So many spend their days wishing they had the opportunity to start a new life, somewhere new. While doing so can be extremely liberating and rewarding, it calls for just as much sacrifice.
I think people have this idea that giving up your life in search for another one is something you only have to do once, but that is not the case at all. One of the most difficult aspects to grasp is that it requires constant surrender – it must be practiced every day. You don’t just give it up once and reap the benefits – that would be far too easy, and let’s face it, life isn’t easy.
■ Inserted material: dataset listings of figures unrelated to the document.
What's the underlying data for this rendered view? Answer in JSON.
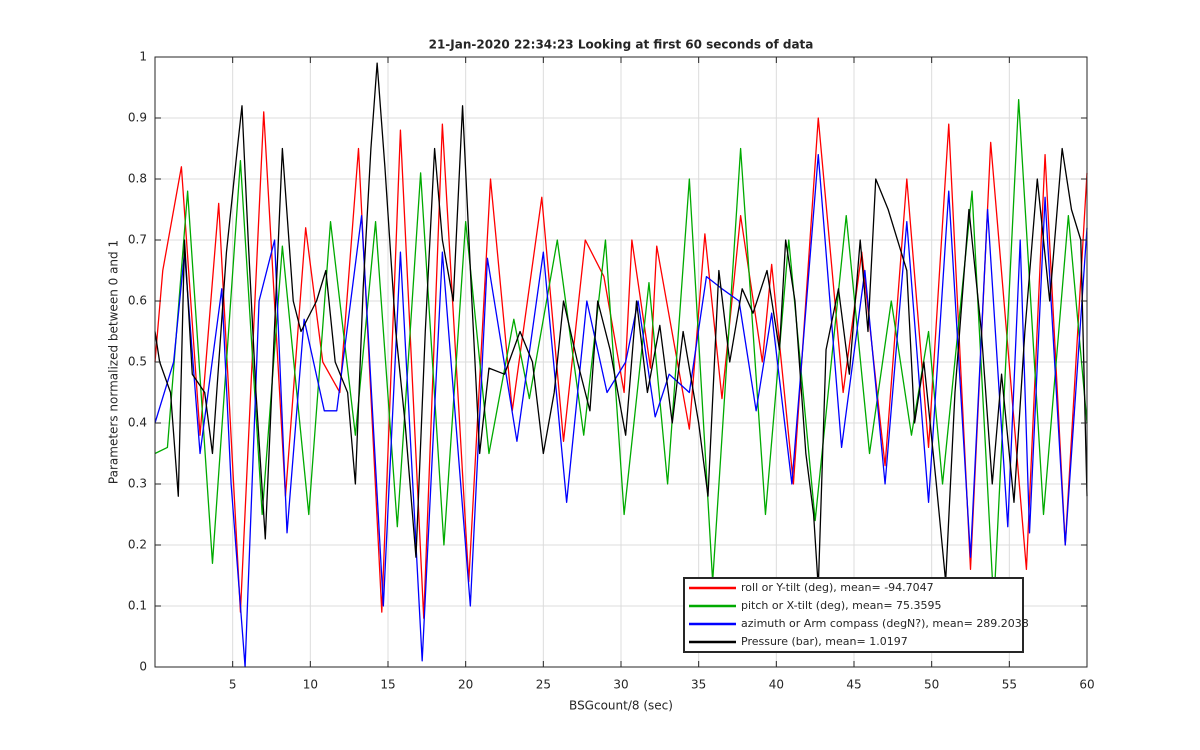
{
  "chart_data": {
    "type": "line",
    "title": "21-Jan-2020 22:34:23 Looking at first 60 seconds of data",
    "x_label": "BSGcount/8 (sec)",
    "y_label": "Parameters normalized between 0 and 1",
    "xlim": [
      0,
      60
    ],
    "ylim": [
      0,
      1
    ],
    "xticks": [
      5,
      10,
      15,
      20,
      25,
      30,
      35,
      40,
      45,
      50,
      55,
      60
    ],
    "yticks": [
      0,
      0.1,
      0.2,
      0.3,
      0.4,
      0.5,
      0.6,
      0.7,
      0.8,
      0.9,
      1
    ],
    "grid": true,
    "legend": "lower right",
    "series": [
      {
        "name": "roll or Y-tilt (deg), mean= -94.7047",
        "color": "#ff0000",
        "x": [
          0,
          0.5,
          1.7,
          2.9,
          4.1,
          5.5,
          7.0,
          8.4,
          9.7,
          10.8,
          11.9,
          13.1,
          14.6,
          15.8,
          17.3,
          18.5,
          20.2,
          21.6,
          23.0,
          24.9,
          26.3,
          27.7,
          28.9,
          30.2,
          30.7,
          31.9,
          32.3,
          34.4,
          35.4,
          36.5,
          37.7,
          39.1,
          39.7,
          41.1,
          42.7,
          44.3,
          45.5,
          47.0,
          48.4,
          49.8,
          51.1,
          52.5,
          53.8,
          56.1,
          57.3,
          58.6,
          60
        ],
        "values": [
          0.5,
          0.65,
          0.82,
          0.38,
          0.76,
          0.09,
          0.91,
          0.28,
          0.72,
          0.5,
          0.45,
          0.85,
          0.09,
          0.88,
          0.08,
          0.89,
          0.14,
          0.8,
          0.42,
          0.77,
          0.37,
          0.7,
          0.64,
          0.45,
          0.7,
          0.49,
          0.69,
          0.39,
          0.71,
          0.44,
          0.74,
          0.5,
          0.66,
          0.3,
          0.9,
          0.45,
          0.68,
          0.33,
          0.8,
          0.36,
          0.89,
          0.16,
          0.86,
          0.16,
          0.84,
          0.2,
          0.81
        ]
      },
      {
        "name": "pitch or X-tilt (deg), mean= 75.3595",
        "color": "#00aa00",
        "x": [
          0,
          0.8,
          2.1,
          3.7,
          5.5,
          6.9,
          8.2,
          9.9,
          11.3,
          12.9,
          14.2,
          15.6,
          17.1,
          18.6,
          20.0,
          21.5,
          23.1,
          24.1,
          25.9,
          27.6,
          29.0,
          30.2,
          31.8,
          33.0,
          34.4,
          35.9,
          37.7,
          39.3,
          40.8,
          42.5,
          44.5,
          46.0,
          47.4,
          48.7,
          49.8,
          50.7,
          52.6,
          54.0,
          55.6,
          57.2,
          58.8,
          60
        ],
        "values": [
          0.35,
          0.36,
          0.78,
          0.17,
          0.83,
          0.25,
          0.69,
          0.25,
          0.73,
          0.38,
          0.73,
          0.23,
          0.81,
          0.2,
          0.73,
          0.35,
          0.57,
          0.44,
          0.7,
          0.38,
          0.7,
          0.25,
          0.63,
          0.3,
          0.8,
          0.14,
          0.85,
          0.25,
          0.7,
          0.24,
          0.74,
          0.35,
          0.6,
          0.38,
          0.55,
          0.3,
          0.78,
          0.1,
          0.93,
          0.25,
          0.74,
          0.4
        ]
      },
      {
        "name": "azimuth or Arm compass (degN?), mean= 289.2038",
        "color": "#0000ff",
        "x": [
          0,
          1.2,
          1.9,
          2.9,
          4.3,
          4.9,
          5.8,
          6.7,
          7.7,
          8.5,
          9.6,
          10.9,
          11.7,
          13.3,
          14.7,
          15.8,
          17.2,
          18.5,
          20.3,
          21.4,
          23.3,
          25.0,
          26.5,
          27.8,
          29.1,
          30.3,
          31.1,
          32.2,
          33.1,
          34.4,
          35.5,
          36.5,
          37.6,
          38.7,
          39.7,
          41.0,
          42.7,
          44.2,
          45.7,
          47.0,
          48.4,
          49.8,
          51.1,
          52.5,
          53.6,
          54.9,
          55.7,
          56.3,
          57.3,
          58.6,
          60
        ],
        "values": [
          0.4,
          0.5,
          0.68,
          0.35,
          0.62,
          0.3,
          0.0,
          0.6,
          0.7,
          0.22,
          0.57,
          0.42,
          0.42,
          0.74,
          0.1,
          0.68,
          0.01,
          0.68,
          0.1,
          0.67,
          0.37,
          0.68,
          0.27,
          0.6,
          0.45,
          0.5,
          0.6,
          0.41,
          0.48,
          0.45,
          0.64,
          0.62,
          0.6,
          0.42,
          0.58,
          0.3,
          0.84,
          0.36,
          0.65,
          0.3,
          0.73,
          0.27,
          0.78,
          0.18,
          0.75,
          0.23,
          0.7,
          0.22,
          0.77,
          0.2,
          0.72
        ]
      },
      {
        "name": "Pressure (bar), mean= 1.0197",
        "color": "#000000",
        "x": [
          0,
          0.3,
          1.0,
          1.5,
          1.9,
          2.4,
          3.2,
          3.7,
          4.6,
          5.3,
          5.6,
          6.0,
          6.5,
          7.1,
          7.6,
          8.2,
          8.9,
          9.4,
          10.4,
          11.0,
          11.6,
          12.4,
          12.9,
          13.4,
          13.9,
          14.3,
          14.8,
          15.5,
          16.1,
          16.8,
          17.4,
          18.0,
          18.5,
          19.2,
          19.8,
          20.4,
          20.9,
          21.5,
          22.5,
          23.5,
          24.3,
          25.0,
          25.7,
          26.3,
          27.2,
          28.0,
          28.5,
          29.3,
          30.3,
          31.0,
          31.7,
          32.5,
          33.3,
          34.0,
          35.0,
          35.6,
          36.3,
          37.0,
          37.8,
          38.5,
          39.4,
          40.2,
          40.6,
          41.2,
          41.9,
          42.4,
          42.7,
          43.2,
          44.0,
          44.7,
          45.4,
          45.9,
          46.4,
          47.2,
          48.4,
          48.9,
          49.5,
          50.3,
          50.9,
          51.5,
          52.4,
          53.2,
          53.9,
          54.5,
          55.3,
          56.0,
          56.8,
          57.6,
          58.4,
          59.0,
          59.6,
          60
        ],
        "values": [
          0.55,
          0.5,
          0.45,
          0.28,
          0.7,
          0.48,
          0.45,
          0.35,
          0.68,
          0.85,
          0.92,
          0.7,
          0.45,
          0.21,
          0.5,
          0.85,
          0.6,
          0.55,
          0.6,
          0.65,
          0.5,
          0.45,
          0.3,
          0.62,
          0.85,
          0.99,
          0.82,
          0.55,
          0.4,
          0.18,
          0.55,
          0.85,
          0.7,
          0.6,
          0.92,
          0.6,
          0.35,
          0.49,
          0.48,
          0.55,
          0.5,
          0.35,
          0.45,
          0.6,
          0.5,
          0.42,
          0.6,
          0.52,
          0.38,
          0.6,
          0.45,
          0.56,
          0.4,
          0.55,
          0.4,
          0.28,
          0.65,
          0.5,
          0.62,
          0.58,
          0.65,
          0.52,
          0.7,
          0.6,
          0.35,
          0.25,
          0.13,
          0.52,
          0.62,
          0.48,
          0.7,
          0.55,
          0.8,
          0.75,
          0.65,
          0.4,
          0.5,
          0.3,
          0.14,
          0.45,
          0.75,
          0.55,
          0.3,
          0.48,
          0.27,
          0.55,
          0.8,
          0.6,
          0.85,
          0.75,
          0.7,
          0.28
        ]
      }
    ]
  }
}
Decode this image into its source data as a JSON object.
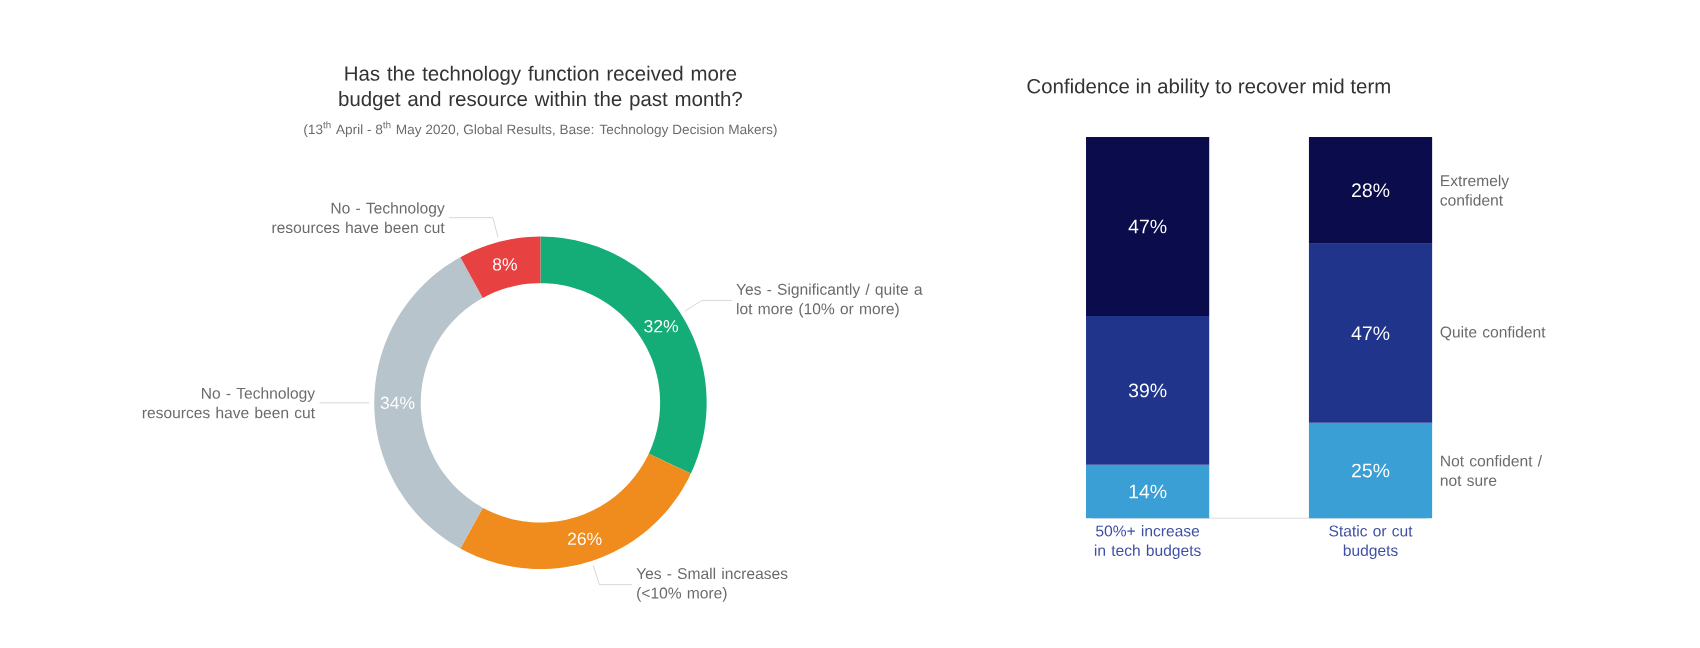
{
  "chart_data": [
    {
      "type": "donut",
      "title": "Has the technology function received more budget and resource within the past month?",
      "subtitle": "(13$^{th}$ April - 8$^{th}$ May 2020, Global Results, Base: Technology Decision Makers)",
      "categories": [
        "Yes - Significantly / quite a lot more (10% or more)",
        "Yes - Small increases (<10% more)",
        "No - Technology resources have been cut",
        "No - Technology resources have been cut"
      ],
      "values": [
        32,
        26,
        34,
        8
      ],
      "colors": [
        "#14ad78",
        "#f08c1e",
        "#b8c4cb",
        "#e84142"
      ],
      "value_labels": [
        "32%",
        "26%",
        "34%",
        "8%"
      ]
    },
    {
      "type": "bar",
      "title": "Confidence in ability to recover mid term",
      "stacked": true,
      "categories": [
        "50%+ increase in tech budgets",
        "Static or cut budgets"
      ],
      "series": [
        {
          "name": "Not confident / not sure",
          "color": "#3a9fd4",
          "values": [
            14,
            25
          ],
          "value_labels": [
            "14%",
            "25%"
          ]
        },
        {
          "name": "Quite confident",
          "color": "#20348c",
          "values": [
            39,
            47
          ],
          "value_labels": [
            "39%",
            "47%"
          ]
        },
        {
          "name": "Extremely confident",
          "color": "#0a0c4b",
          "values": [
            47,
            28
          ],
          "value_labels": [
            "47%",
            "28%"
          ]
        }
      ]
    }
  ]
}
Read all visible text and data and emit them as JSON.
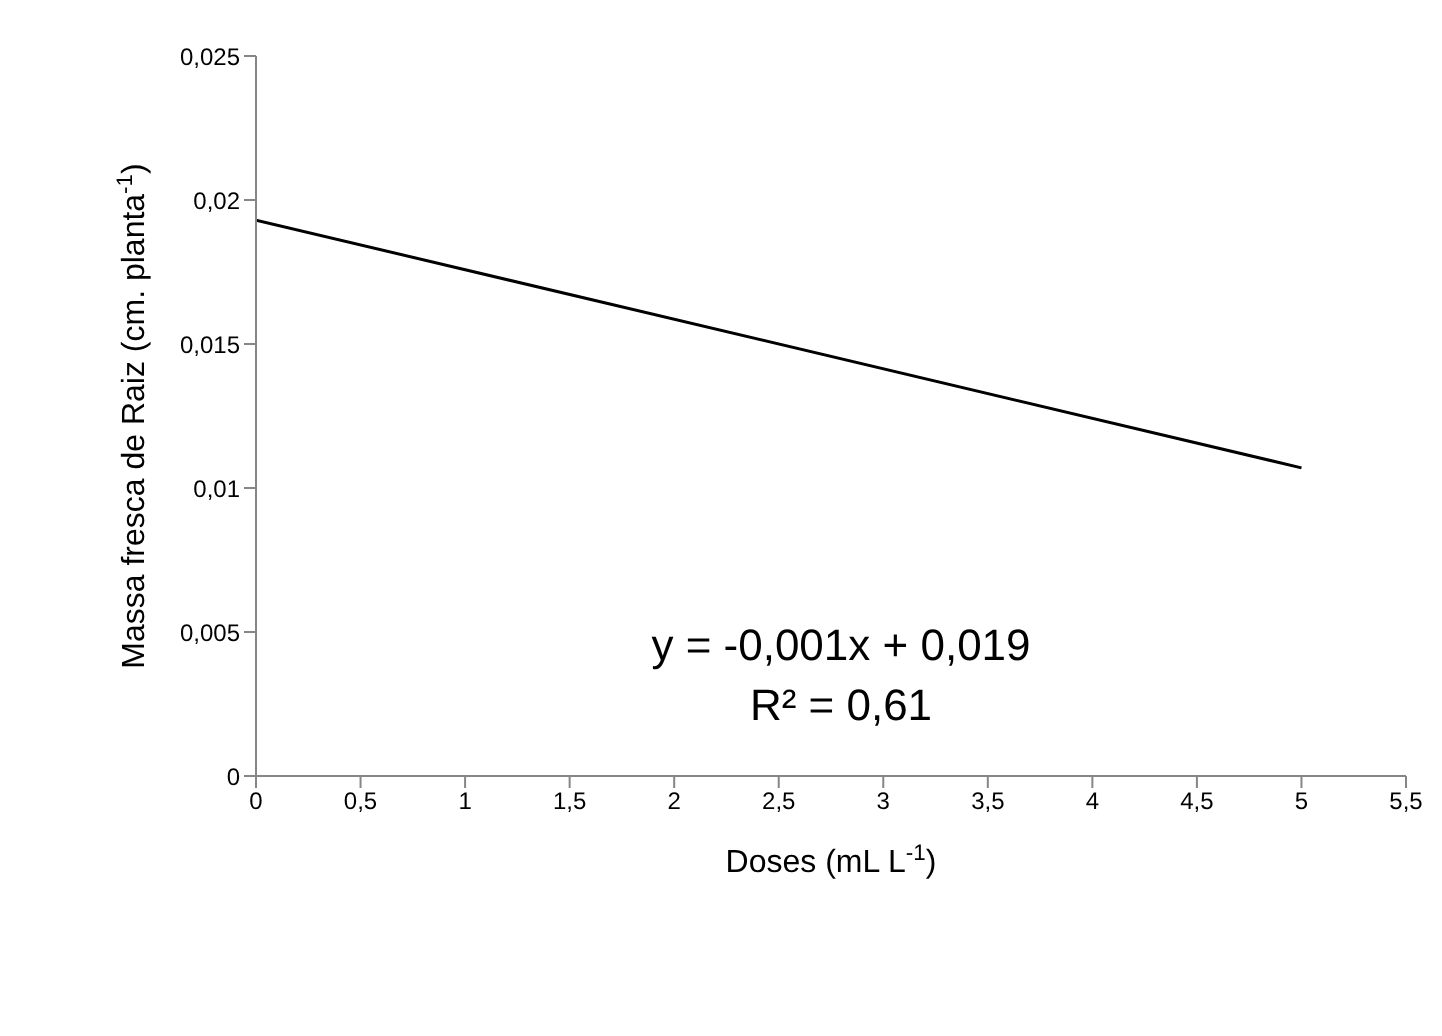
{
  "chart_data": {
    "type": "line",
    "xlabel": "Doses (mL L$^{-1}$)",
    "ylabel": "Massa fresca de Raiz (cm. planta$^{-1}$)",
    "x": [
      0,
      5
    ],
    "series": [
      {
        "color": "#000000",
        "values": [
          0.0193,
          0.0107
        ]
      }
    ],
    "xlim": [
      0,
      5.5
    ],
    "xticks": [
      0,
      {
        "value": 0.5,
        "label": "0,5"
      },
      1,
      {
        "value": 1.5,
        "label": "1,5"
      },
      2,
      {
        "value": 2.5,
        "label": "2,5"
      },
      3,
      {
        "value": 3.5,
        "label": "3,5"
      },
      4,
      {
        "value": 4.5,
        "label": "4,5"
      },
      5,
      {
        "value": 5.5,
        "label": "5,5"
      }
    ],
    "ylim": [
      0,
      0.025
    ],
    "yticks": [
      0,
      {
        "value": 0.005,
        "label": "0,005"
      },
      {
        "value": 0.01,
        "label": "0,01"
      },
      {
        "value": 0.015,
        "label": "0,015"
      },
      {
        "value": 0.02,
        "label": "0,02"
      },
      {
        "value": 0.025,
        "label": "0,025"
      }
    ],
    "annotations": [
      "y = -0,001x + 0,019",
      "R² = 0,61"
    ],
    "grid": false,
    "legend": false,
    "marker": "none",
    "line_style": "solid"
  }
}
So, to mark 5 months since I moved away from Australia to the land of pasta, pizza and wine, here are 5 things I continually have to surrender in order to continue my new life in Italy
Probably the most difficult aspect to continually surrender. I post regularly about how I don’t live by the expectations of others, which is true – but that doesn’t mean those expectations don’t exist. I feel the pressure to have a certain kind of life and be a certain type of person, just as much as you do. The difference though? I know that ignoring these expectations provides me with the ability to choose the life I actually want instead of settling for someone else’s version.
2. Routine, Habit & Behaviour
Living your entire life a certain way and having to completely give that up when you move to another country with a completely different culture is harder than you could imagine. Our routines, habits and behaviours become imbedded in us the more they are practiced in our lives. The concept of never repeating any one of those automatic responses requires a great deal of discipline and self control. Essentially, it is unlearning what you’ve learned. Yes, it is as complicated as it sounds.
Initially, the thought of living without as many luxuries was very challenging for me, and anyone who knew me personally can also testify to this. I now have a small bag of makeup as opposed to my entire 10 drawer desk set up that I used to have; I’ve got 1 suitcase containing clothes to get me through every season instead of a whole wardrobe; I only buy what I need and save the rest for travelling, rather than engaging in unnecessary consumerism. The list is endless, and I hope to share more on this topic as I get asked about it a lot. The point is though, I’ve realised how little I actually need and how my life can still be fulfilling without the luxuries.
4. Family & Friends
This has been the most emotionally challenging aspect of moving so far away. I will be honest with you, it puts a strain on most relationships. You realise that 90% of the relationships you have are maintained only because you see them regularly. The remaining 10% maintain contact but it’s difficult not being able to see them for so long. It’s hard not being able to be in the presence of the people that care for you during moments of doubt.
The fear of missing out (FOMO) is hard to accept. I’ve missed countless birthday celebrations, engagements, pregnancies, births, holidays etc. It’s really difficult knowing that you can’t be with the people in your life to help them celebrate their victories in life.
The above is really just the tip of the iceberg – the list of sacrifices is endless. But for every sacrifice comes a lesson, moment, or feeling that can never be replicated in an environment like the one you’ve always known. That is what travelling is about. It is about sacrificing for the sake of something rare.